1/ Can you tell us a bit about your background? Where did your the desire to learn to play the piano come from?
It was my father, a great piano lover, who later became a piano teacher, who wanted to share his love of this instrument with me. One thing led to another, and I quickly progressed through the program of my local music conservatory in Paris, and then found myself in a special program in middle school, before realizing at fifteen that the piano was the reason I got up in the morning. At eighteen, I was admitted to the CNSM of Paris, where I won prizes in piano, chamber music, piano accompaniment, voice direction, and vocal accompaniment.
My mother and my sister are actors, so I wanted to do what they did, that is to say, tell stories, but in a different way. I have a rather passionate relationship with music and the repertoires I approach. As a pianist, you have an embarrassment of riches, so I try to explore both the “great works of the repertoire” and less-often played pieces that would benefit from being more well-known. I also feel that as a performer it is essential to be connected to living composers and I try to explore these contrasting and fascinating repertoires.
2/ Which piece did you choose to play in this video?
I chose to play Desdemona by the French composer Mel Bonis. This piece is from her cycle of Femmes de Légende. The appeal of program music has always resonated with me. Playing with the dramatic plot of this woman who marries the man she loves against her father’s wishes is very inspiring. Shakespeare is an author whose work still seems contemporary in our society, over 400 years after his death.
In addition, I have been trying for several years to include in my repertoire works by women composers who are unfairly forgotten. The history of each one is singular, but we often find the fact that during their lifetime, their works were played and appreciated, to the point that these composers were sometimes real stars, before gradually sinking into oblivion after their death, to be seen from the point of view history as mere pedagogues most of the time. Melanie Bonis, for example, shortened her first name to Mel so that her work as a composer would be taken seriously…
3/ Has the closing of the concert halls changed many things for you?
My life has changed a lot in the last year. I have traveled much less and stayed home more – an original confinement! I’m what is called an intermittent artist, which protects me a little financially, even if my income has sometimes been a fourth of what it would be normally.

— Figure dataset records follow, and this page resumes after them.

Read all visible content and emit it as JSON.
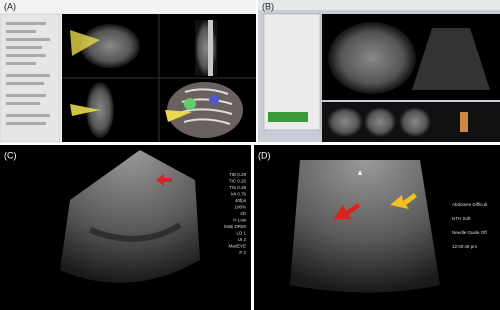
{
  "panels": [
    {
      "label": "(A)"
    },
    {
      "label": "(B)"
    },
    {
      "label": "(C)",
      "overlay": [
        "TIB 0.29",
        "TIC 0.26",
        "TIS 0.28",
        "MI 0.76",
        "40fps",
        "100%",
        "2D",
        "H Low",
        "SoBi DR60",
        "LD 1",
        "UI 2",
        "MaxEYE",
        "P 2"
      ]
    },
    {
      "label": "(D)",
      "overlay": [
        "Abdomen Difficult",
        "NTH Soft",
        "Needle Guide Off",
        "12:00:46 pm"
      ]
    }
  ]
}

I decided to take advantage of this to explore new repertoires: the Goldberg Variations, for music’s mythical Everest, and many female composers: Rita Strohl, Marie Jaëll, and Louise Farrenc, as well as pieces by Philip Glass.
I have also been able to develop recording projects: it is one of the few things we have left. I have the prospect of releasing my next solo album, “Metamorphosis,” with NoMadMusic in May, in a program of Maurice Ravel, Philip Glass and Camille Pépin that is particularly dear to my heart. I have also just recorded eighteen pieces based on a reading of Dante by Marie Jaëll for the newly created label Présence Compositrice, which should be released in late 2021.
I miss the public, as do all my colleagues. I can’t wait to get back to the warmth of the stage, the exchanges with the theater managers and the euphoric post-concert dinners. I am crossing my fingers that spring will bring back all these opportunities to share!
I would like to thank Lazard Frères Gestion and François-Marc Durand for inviting me to participate in this series of videos that support artists.